Sometimes potato disappears, prompting Cubans to turn to other tubers popular in the region, yuca or rough-skinned malanga.
The Facebook site has become a home for proposals on how to chicken when it's the only meat available or create artisanal cheeses with others aren't available.
“There are a lot of shortages”, lamented Colón in the small kitchen of her house while she prepared her “pisto manchego," chopping the vegetables and photographing the process before uploading the images.
She added a bit of fresh basil and oregano she took from a small flowerbed that a relative grows at the side of her house.
“What I like the most is making desserts, but now it’s hard to get eggs, milk or flour,” Colón said.
The Facebook page is an internet-era democratization of earlier efforts to help Cubans make due in hard times, notably following the collapse of the Soviet Union, which devastated the economy of its Caribbean ally in the early 1990s. A TV cooking show at that time once offered suggestions for cooking grapefruit rind steaks.
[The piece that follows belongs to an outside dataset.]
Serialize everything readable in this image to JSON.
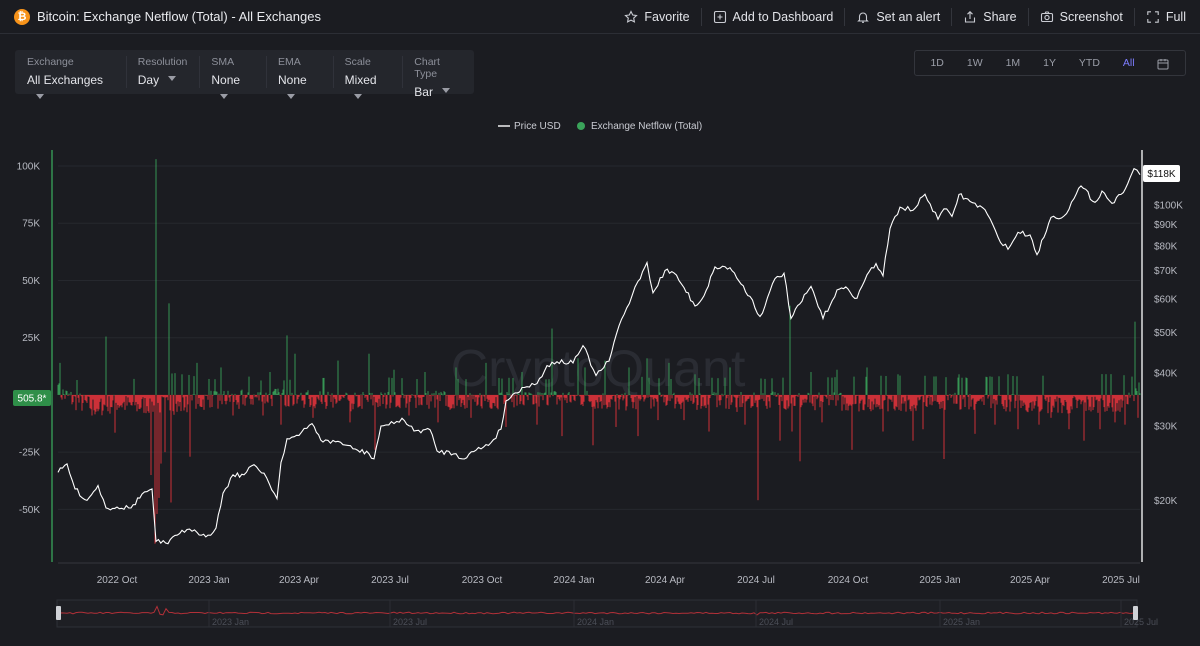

Thanks to arrival of internet access, services to manage food or deliver merchandise have proliferated and relatives abroad can even directly pay telephone bills for those on the island. Cubans can share tips on WhatsApp or Twitter about which stores are stocked with which products.
They've also helped make authorities more accountable in some cases — as when a state factory distributed croquettes that cooks complained seemed to explode when put in oil and authorities responded with explanations in the local press.
Colón relies on the internet to communicate with her mother, whose deposits help pay for web access that keeps her on Facebook.
Colón usually adds a few family anecdotes in her posts.
“The kitchen is my happy place, where I am calmer and I feel better,” she said.